Faster Convergence on Heterogeneous Federated Edge Learning: An Adaptive Clustered Data Sharing Approach

Federated Edge Learning (FEEL) emerges as a pioneering distributed machine learning paradigm for the 6G Hyper-Connectivity, harnessing data from the Internet of Things (IoT) devices while upholding data privacy. However, current FEEL algorithms struggle with non-independent and non-identically distributed (non-IID) data, leading to elevated communication costs and compromised model accuracy. To address these statistical imbalances within FEEL, we introduce a clustered data sharing framework, mitigating data heterogeneity by selectively sharing partial data from cluster heads to trusted associates through sidelink-aided multicasting. The collective communication pattern is integral to FEEL training, where both cluster formation and the efficiency of communication and computation impact training latency and accuracy simultaneously. To tackle the strictly coupled data sharing and resource optimization, we decompose the overall optimization problem into the clients clustering and effective data sharing subproblems. Specifically, a distribution-based adaptive clustering algorithm (DACA) is devised basing on three deductive cluster forming conditions, which ensures the maximum sharing yield. Meanwhile, we design a stochastic optimization based joint computed frequency and shared data volume optimization (JFVO) algorithm, determining the optimal resource allocation with an uncertain objective function. The experiments show that the proposed framework facilitates FEEL on non-IID datasets with faster convergence rate and higher model accuracy in a limited communication environment.

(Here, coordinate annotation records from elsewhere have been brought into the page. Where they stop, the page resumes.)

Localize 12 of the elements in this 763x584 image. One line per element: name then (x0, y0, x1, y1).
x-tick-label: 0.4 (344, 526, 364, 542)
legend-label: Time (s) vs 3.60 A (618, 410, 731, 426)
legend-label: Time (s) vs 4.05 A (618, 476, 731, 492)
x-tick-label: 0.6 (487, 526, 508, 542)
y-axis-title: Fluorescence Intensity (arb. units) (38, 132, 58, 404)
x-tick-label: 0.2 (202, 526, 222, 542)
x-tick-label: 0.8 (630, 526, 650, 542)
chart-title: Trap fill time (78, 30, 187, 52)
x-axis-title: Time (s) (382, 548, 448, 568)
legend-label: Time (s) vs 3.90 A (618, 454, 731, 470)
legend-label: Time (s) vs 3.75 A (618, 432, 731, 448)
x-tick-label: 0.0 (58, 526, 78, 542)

翻译：联邦边缘学习（FEEL）作为一种开创性的分布式机器学习范式，在6G超连接时代应运而生，它利用物联网（IoT）设备的数据，同时维护数据隐私。然而，现有的FEEL算法在处理非独立同分布（non-IID）数据时面临挑战，导致通信成本升高和模型精度下降。为解决FEEL中的这种统计不平衡问题，我们提出了一种聚类数据共享框架，通过侧链路辅助的多播，选择性地将部分数据从簇头共享给可信的关联设备，从而缓解数据异构性。集体通信模式是FEEL训练不可或缺的一部分，其中簇的形成以及通信与计算的效率同时影响训练延迟和准确性。为应对数据共享与资源优化之间的紧密耦合问题，我们将整体优化问题分解为客户端聚类和有效数据共享两个子问题。具体而言，基于三个演绎的簇形成条件，我们设计了一种基于分布的自适应聚类算法（DACA），以确保最大的共享收益。同时，我们设计了一种基于随机优化的联合计算频率与共享数据量优化（JFVO）算法，在目标函数不确定的情况下确定最优资源分配。实验表明，所提出的框架在有限通信环境下，能够促进FEEL在非独立同分布数据集上实现更快的收敛速度和更高的模型精度。